Is Gastric Dilatation and GDV the Same?
No. A bloated tummy (gastric dilatation) is often caused by overeating, for example breaking into the food store and trying to eat the whole dog food bag. It can still be serious but is usually easier to treat. Gastric dilatation volvulus (GDV) includes stomach bloating and twisting, making it a potentially deadly condition. This type of bloat is the second biggest killer of canines after cancer. Note that typical food bloats resolve naturally within a few hours but can still require veterinary treatment.
How Do I Prevent Stomach Bloating?
You can prevent tummy bloating by avoiding elevated food and water bowls.
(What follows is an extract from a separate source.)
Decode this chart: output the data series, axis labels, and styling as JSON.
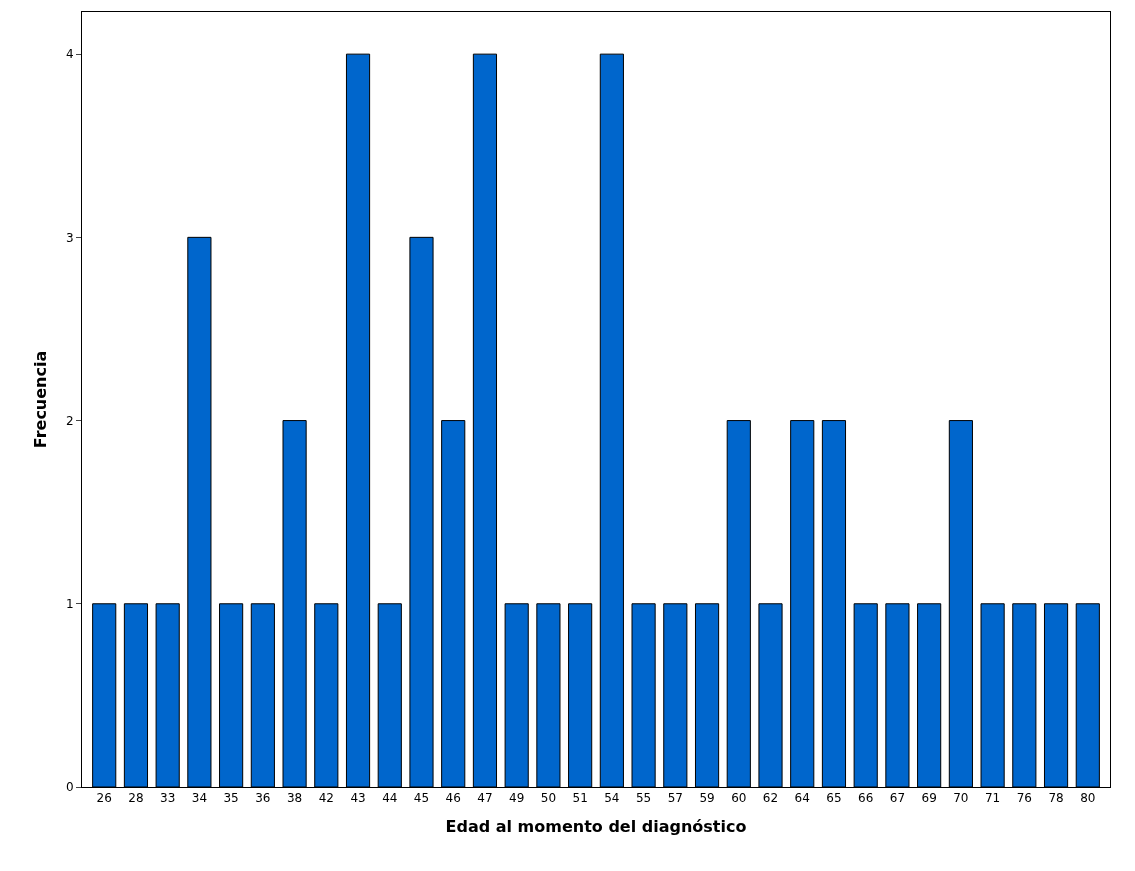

Also, keep small objects your pup can eat out of reach because swallowing them can cause blockages. Moreover, ensure your dog eats slowly and does not engage in exercise immediately after a meal.
A distended, hard and painful stomach in canines is often a cause for alarm but the demeanor of your dog will help your vet decide if this is an emergency. If you have any concerns about the health of your dog you should seek veterinary advice quickly. Only a full examination by a veterinarian can achieve proper diagnosis and prompt treatment of the underlying issue. The information above is only that, and the information is not intended to help you diagnose problems at home. Several concerns that cause a hard, painful stomach are potentially life-threatening, making it imperative not to take a “wait and see” approach.